Canadian tech stocks tracked their U.S. counterparts, which edged higher on favourable sentiment about this week’s earnings reports from Microsoft, Tesla and Intel, among others, amid the sector’s pervasive focus on cost-cutting, including tens of thousands of layoffs.

While the S&P 500 has added over 10 per cent since its October low, its current multiples of 18x forward earnings and 2.3x sales leave little room for absorbing downside surprises.

The consensus view also posits a 25-basis-point hike from the Federal Reserve during its January 31-February 1 meeting. However, December’s 6.5-per-cent YoY inflation reading, and a historically low unemployment rate of 3.5 per cent, suggest continued restrictive monetary policy despite easing price pressures over the past two quarters.

In response to improving sentiment about global commercial demand, WTI has climbed steadily upward throughout the month from approximately US$73.50 to US$82.20 per barrel.

Catalysts include Chinese Lunar New Year festivities and the country’s increased crude import quotas following the end of its Zero COVID policy, as well as shrinking Russian crude exports, which led to the Soviets’ smallest weekly revenue inflow since the beginning of the invasion of Ukraine.
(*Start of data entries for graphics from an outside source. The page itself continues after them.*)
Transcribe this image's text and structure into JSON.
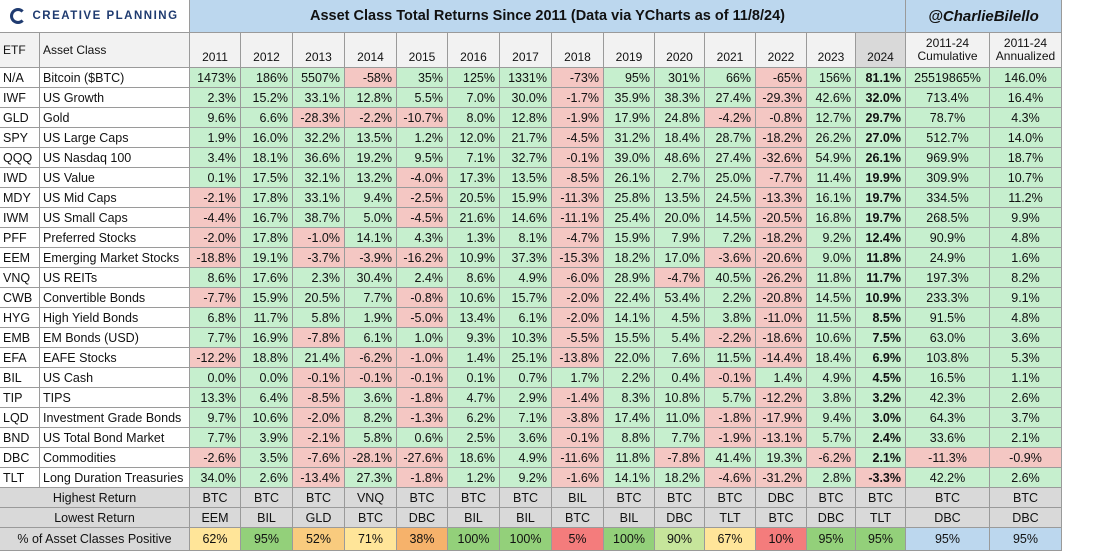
{
  "header": {
    "logo_text": "CREATIVE PLANNING",
    "title": "Asset Class Total Returns Since 2011 (Data via YCharts as of 11/8/24)",
    "handle": "@CharlieBilello"
  },
  "columns": {
    "etf": "ETF",
    "asset_class": "Asset Class",
    "years": [
      "2011",
      "2012",
      "2013",
      "2014",
      "2015",
      "2016",
      "2017",
      "2018",
      "2019",
      "2020",
      "2021",
      "2022",
      "2023",
      "2024"
    ],
    "cumulative_line1": "2011-24",
    "cumulative_line2": "Cumulative",
    "annualized_line1": "2011-24",
    "annualized_line2": "Annualized"
  },
  "colors": {
    "positive": "#c6efce",
    "negative": "#f4c7c3",
    "header_blue": "#bcd7ee",
    "summary_gray": "#d9d9d9"
  },
  "chart_data": {
    "type": "table",
    "title": "Asset Class Total Returns Since 2011 (Data via YCharts as of 11/8/24)",
    "rows": [
      {
        "etf": "N/A",
        "name": "Bitcoin ($BTC)",
        "values": [
          "1473%",
          "186%",
          "5507%",
          "-58%",
          "35%",
          "125%",
          "1331%",
          "-73%",
          "95%",
          "301%",
          "66%",
          "-65%",
          "156%",
          "81.1%"
        ],
        "cumulative": "25519865%",
        "annualized": "146.0%"
      },
      {
        "etf": "IWF",
        "name": "US Growth",
        "values": [
          "2.3%",
          "15.2%",
          "33.1%",
          "12.8%",
          "5.5%",
          "7.0%",
          "30.0%",
          "-1.7%",
          "35.9%",
          "38.3%",
          "27.4%",
          "-29.3%",
          "42.6%",
          "32.0%"
        ],
        "cumulative": "713.4%",
        "annualized": "16.4%"
      },
      {
        "etf": "GLD",
        "name": "Gold",
        "values": [
          "9.6%",
          "6.6%",
          "-28.3%",
          "-2.2%",
          "-10.7%",
          "8.0%",
          "12.8%",
          "-1.9%",
          "17.9%",
          "24.8%",
          "-4.2%",
          "-0.8%",
          "12.7%",
          "29.7%"
        ],
        "cumulative": "78.7%",
        "annualized": "4.3%"
      },
      {
        "etf": "SPY",
        "name": "US Large Caps",
        "values": [
          "1.9%",
          "16.0%",
          "32.2%",
          "13.5%",
          "1.2%",
          "12.0%",
          "21.7%",
          "-4.5%",
          "31.2%",
          "18.4%",
          "28.7%",
          "-18.2%",
          "26.2%",
          "27.0%"
        ],
        "cumulative": "512.7%",
        "annualized": "14.0%"
      },
      {
        "etf": "QQQ",
        "name": "US Nasdaq 100",
        "values": [
          "3.4%",
          "18.1%",
          "36.6%",
          "19.2%",
          "9.5%",
          "7.1%",
          "32.7%",
          "-0.1%",
          "39.0%",
          "48.6%",
          "27.4%",
          "-32.6%",
          "54.9%",
          "26.1%"
        ],
        "cumulative": "969.9%",
        "annualized": "18.7%"
      },
      {
        "etf": "IWD",
        "name": "US Value",
        "values": [
          "0.1%",
          "17.5%",
          "32.1%",
          "13.2%",
          "-4.0%",
          "17.3%",
          "13.5%",
          "-8.5%",
          "26.1%",
          "2.7%",
          "25.0%",
          "-7.7%",
          "11.4%",
          "19.9%"
        ],
        "cumulative": "309.9%",
        "annualized": "10.7%"
      },
      {
        "etf": "MDY",
        "name": "US Mid Caps",
        "values": [
          "-2.1%",
          "17.8%",
          "33.1%",
          "9.4%",
          "-2.5%",
          "20.5%",
          "15.9%",
          "-11.3%",
          "25.8%",
          "13.5%",
          "24.5%",
          "-13.3%",
          "16.1%",
          "19.7%"
        ],
        "cumulative": "334.5%",
        "annualized": "11.2%"
      },
      {
        "etf": "IWM",
        "name": "US Small Caps",
        "values": [
          "-4.4%",
          "16.7%",
          "38.7%",
          "5.0%",
          "-4.5%",
          "21.6%",
          "14.6%",
          "-11.1%",
          "25.4%",
          "20.0%",
          "14.5%",
          "-20.5%",
          "16.8%",
          "19.7%"
        ],
        "cumulative": "268.5%",
        "annualized": "9.9%"
      },
      {
        "etf": "PFF",
        "name": "Preferred Stocks",
        "values": [
          "-2.0%",
          "17.8%",
          "-1.0%",
          "14.1%",
          "4.3%",
          "1.3%",
          "8.1%",
          "-4.7%",
          "15.9%",
          "7.9%",
          "7.2%",
          "-18.2%",
          "9.2%",
          "12.4%"
        ],
        "cumulative": "90.9%",
        "annualized": "4.8%"
      },
      {
        "etf": "EEM",
        "name": "Emerging Market Stocks",
        "values": [
          "-18.8%",
          "19.1%",
          "-3.7%",
          "-3.9%",
          "-16.2%",
          "10.9%",
          "37.3%",
          "-15.3%",
          "18.2%",
          "17.0%",
          "-3.6%",
          "-20.6%",
          "9.0%",
          "11.8%"
        ],
        "cumulative": "24.9%",
        "annualized": "1.6%"
      },
      {
        "etf": "VNQ",
        "name": "US REITs",
        "values": [
          "8.6%",
          "17.6%",
          "2.3%",
          "30.4%",
          "2.4%",
          "8.6%",
          "4.9%",
          "-6.0%",
          "28.9%",
          "-4.7%",
          "40.5%",
          "-26.2%",
          "11.8%",
          "11.7%"
        ],
        "cumulative": "197.3%",
        "annualized": "8.2%"
      },
      {
        "etf": "CWB",
        "name": "Convertible Bonds",
        "values": [
          "-7.7%",
          "15.9%",
          "20.5%",
          "7.7%",
          "-0.8%",
          "10.6%",
          "15.7%",
          "-2.0%",
          "22.4%",
          "53.4%",
          "2.2%",
          "-20.8%",
          "14.5%",
          "10.9%"
        ],
        "cumulative": "233.3%",
        "annualized": "9.1%"
      },
      {
        "etf": "HYG",
        "name": "High Yield Bonds",
        "values": [
          "6.8%",
          "11.7%",
          "5.8%",
          "1.9%",
          "-5.0%",
          "13.4%",
          "6.1%",
          "-2.0%",
          "14.1%",
          "4.5%",
          "3.8%",
          "-11.0%",
          "11.5%",
          "8.5%"
        ],
        "cumulative": "91.5%",
        "annualized": "4.8%"
      },
      {
        "etf": "EMB",
        "name": "EM Bonds (USD)",
        "values": [
          "7.7%",
          "16.9%",
          "-7.8%",
          "6.1%",
          "1.0%",
          "9.3%",
          "10.3%",
          "-5.5%",
          "15.5%",
          "5.4%",
          "-2.2%",
          "-18.6%",
          "10.6%",
          "7.5%"
        ],
        "cumulative": "63.0%",
        "annualized": "3.6%"
      },
      {
        "etf": "EFA",
        "name": "EAFE Stocks",
        "values": [
          "-12.2%",
          "18.8%",
          "21.4%",
          "-6.2%",
          "-1.0%",
          "1.4%",
          "25.1%",
          "-13.8%",
          "22.0%",
          "7.6%",
          "11.5%",
          "-14.4%",
          "18.4%",
          "6.9%"
        ],
        "cumulative": "103.8%",
        "annualized": "5.3%"
      },
      {
        "etf": "BIL",
        "name": "US Cash",
        "values": [
          "0.0%",
          "0.0%",
          "-0.1%",
          "-0.1%",
          "-0.1%",
          "0.1%",
          "0.7%",
          "1.7%",
          "2.2%",
          "0.4%",
          "-0.1%",
          "1.4%",
          "4.9%",
          "4.5%"
        ],
        "cumulative": "16.5%",
        "annualized": "1.1%"
      },
      {
        "etf": "TIP",
        "name": "TIPS",
        "values": [
          "13.3%",
          "6.4%",
          "-8.5%",
          "3.6%",
          "-1.8%",
          "4.7%",
          "2.9%",
          "-1.4%",
          "8.3%",
          "10.8%",
          "5.7%",
          "-12.2%",
          "3.8%",
          "3.2%"
        ],
        "cumulative": "42.3%",
        "annualized": "2.6%"
      },
      {
        "etf": "LQD",
        "name": "Investment Grade Bonds",
        "values": [
          "9.7%",
          "10.6%",
          "-2.0%",
          "8.2%",
          "-1.3%",
          "6.2%",
          "7.1%",
          "-3.8%",
          "17.4%",
          "11.0%",
          "-1.8%",
          "-17.9%",
          "9.4%",
          "3.0%"
        ],
        "cumulative": "64.3%",
        "annualized": "3.7%"
      },
      {
        "etf": "BND",
        "name": "US Total Bond Market",
        "values": [
          "7.7%",
          "3.9%",
          "-2.1%",
          "5.8%",
          "0.6%",
          "2.5%",
          "3.6%",
          "-0.1%",
          "8.8%",
          "7.7%",
          "-1.9%",
          "-13.1%",
          "5.7%",
          "2.4%"
        ],
        "cumulative": "33.6%",
        "annualized": "2.1%"
      },
      {
        "etf": "DBC",
        "name": "Commodities",
        "values": [
          "-2.6%",
          "3.5%",
          "-7.6%",
          "-28.1%",
          "-27.6%",
          "18.6%",
          "4.9%",
          "-11.6%",
          "11.8%",
          "-7.8%",
          "41.4%",
          "19.3%",
          "-6.2%",
          "2.1%"
        ],
        "cumulative": "-11.3%",
        "annualized": "-0.9%"
      },
      {
        "etf": "TLT",
        "name": "Long Duration Treasuries",
        "values": [
          "34.0%",
          "2.6%",
          "-13.4%",
          "27.3%",
          "-1.8%",
          "1.2%",
          "9.2%",
          "-1.6%",
          "14.1%",
          "18.2%",
          "-4.6%",
          "-31.2%",
          "2.8%",
          "-3.3%"
        ],
        "cumulative": "42.2%",
        "annualized": "2.6%"
      }
    ],
    "summary": {
      "highest": {
        "label": "Highest Return",
        "values": [
          "BTC",
          "BTC",
          "BTC",
          "VNQ",
          "BTC",
          "BTC",
          "BTC",
          "BIL",
          "BTC",
          "BTC",
          "BTC",
          "DBC",
          "BTC",
          "BTC"
        ],
        "cumulative": "BTC",
        "annualized": "BTC"
      },
      "lowest": {
        "label": "Lowest Return",
        "values": [
          "EEM",
          "BIL",
          "GLD",
          "BTC",
          "DBC",
          "BIL",
          "BIL",
          "BTC",
          "BIL",
          "DBC",
          "TLT",
          "BTC",
          "DBC",
          "TLT"
        ],
        "cumulative": "DBC",
        "annualized": "DBC"
      },
      "positive": {
        "label": "% of Asset Classes Positive",
        "values": [
          "62%",
          "95%",
          "52%",
          "71%",
          "38%",
          "100%",
          "100%",
          "5%",
          "100%",
          "90%",
          "67%",
          "10%",
          "95%",
          "95%"
        ],
        "cumulative": "95%",
        "annualized": "95%"
      }
    }
  }
}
Russian supply is set to fall even further as more international sanctions take effect and the country institutes a national ban on firms selling crude to clients committed to a price cap.

From a technical perspective, Brent futures overtook their 100-day moving average for the first time since November.

Year to date, global markets have reacted to persistent inflation, offset by strong employment and a resilient consumer, with some of the strongest returns in over three decades. This includes a 6.11-per-cent gain for the TSX, 3.22 per cent for the U.S., 5.07 per cent for Developed International, and 7.04 per cent for Emerging Markets.

Market movers

Influenced by improving prospects for lower borrowing costs and the BoC’s potentially multi-year timeframe to corral inflation toward its 2-per-cent target, TMH readers continue to seek out value dislocations in sectors that can either benefit from macro conditions, like energy and mining, or ride through them toward outsized long-term returns, such as tech. Three of the most viewed stories under this thesis are summarized below:

Brixton Metals (BBB) recently identified copper-gold mineralization from sampling on its Thorn Project in British Columbia. This includes 25 samples yielding greater than 5 per cent copper.

Magnet Forensics (MAGT), a developer of digital investigation software, signed a $1.8 billion definitive arrangement to be acquired by Thoma Bravo.

Finally, energy infrastructure and energy transition solution provider Enerflex (EFX) announced the appointment of Laura W. Folse to its Board of Directors.

Notable capital raises since our last market summary include Monarch Mining, Paycore Minerals and NorthWest Copper.